II. 20
On Divorce
A man who repudiates his wife must be of sound mind and past the age of puberty. He must do so of his own free will and without any constraint; thereof, if the formula for divorce is spoken in jest the marriage is not annulled.
The woman must not be having her period at the time of the divorce, and the husband must not have had sexual relations with her since her last period.
In three cases, a man may repudiate his wife while she is having her period: if he has had no sexual relations with her since their marriage; if she is pregnant while the husband believes she is having her period, and it is learned only later that she was pregnant at the time of the repudiation; if he is not certain, because of the distance that separated them, whether his wife is them having her period.
A man who has had sexual relations with his wife after her last menstrual period must wait for her to have her next one before he may divorce her. But he may divorce his wife if she has not yet reached her ninth birthday, or is pregnant, or is menopausal.
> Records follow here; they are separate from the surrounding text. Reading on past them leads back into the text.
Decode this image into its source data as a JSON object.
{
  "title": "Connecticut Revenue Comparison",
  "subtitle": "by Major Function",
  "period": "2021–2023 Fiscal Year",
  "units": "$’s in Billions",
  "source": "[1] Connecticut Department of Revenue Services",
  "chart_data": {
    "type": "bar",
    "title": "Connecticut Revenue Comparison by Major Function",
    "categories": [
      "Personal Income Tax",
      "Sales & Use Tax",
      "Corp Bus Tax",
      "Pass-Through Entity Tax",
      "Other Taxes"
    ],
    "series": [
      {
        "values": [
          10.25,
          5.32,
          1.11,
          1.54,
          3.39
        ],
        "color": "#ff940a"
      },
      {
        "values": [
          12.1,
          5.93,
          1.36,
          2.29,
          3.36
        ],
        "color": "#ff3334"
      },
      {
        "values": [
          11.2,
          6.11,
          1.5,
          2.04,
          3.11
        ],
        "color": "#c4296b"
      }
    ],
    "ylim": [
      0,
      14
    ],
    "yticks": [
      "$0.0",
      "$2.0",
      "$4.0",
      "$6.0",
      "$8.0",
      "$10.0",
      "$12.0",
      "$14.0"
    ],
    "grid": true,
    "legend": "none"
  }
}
If a husband who has had sexual relations with his wife between menstrual periods, divorces her during this time and learns later that she was pregnant when the divorce took place, the latter remains valid.
A women temporarily married, say, for a month or a year, has her marriage automatically annulled at the end of that time, or at any other time when the husband releases her from the balance of her engagement. It is not necessary for this that there be any witnesses, or that the woman have had her period.
A woman who has not yet reached the age of nine or a menopausal woman may remarry immediately after divorce, without waiting the hundred days that are otherwise required.
A woman who has had her ninth birthday or who has not yet entered menopause, must wait for three menstrual periods after her divorce before being allowed to remarry.
If a woman who has not reached her ninth birthday or who has not entered menopause gets temporarily married, she must, at the end of the contract or when the husband has released her from part of it, wait two menstrual periods or forty-five days before marrying again.
If a man commits adultery with a woman he knows is not his wife, while the woman is unaware that the man is not her husband, she must wait one hundred days before remarrying. If a man encourages a married woman to leave her husband so as to marry him, they are both committing a great sin, but the divorce and their marriage remain in force.
If the father or paternal grandfather of a boy has him marry a woman for a temporary marriage, he may prematurely cancel it in the boys interest, even if the marriage was contracted before the boy reached the age of puberty. If, for example, a fourteen-year-old boy has been married off to a woman for a period of two years, they may return her freedom to the woman before this time has run its course; but a continuing marriage cannot be broken in this way.
If a man repudiates his wife without informing her of it, and continues to meet her expenses for a period of, say, a year, and at the end of that time informs her that he got a divorce a year earlier and shows her proof of it, he may require that she return to him anything he has bought or given her during that time, provided that she has not used it up or consumed it, in which case he cannot demand its return.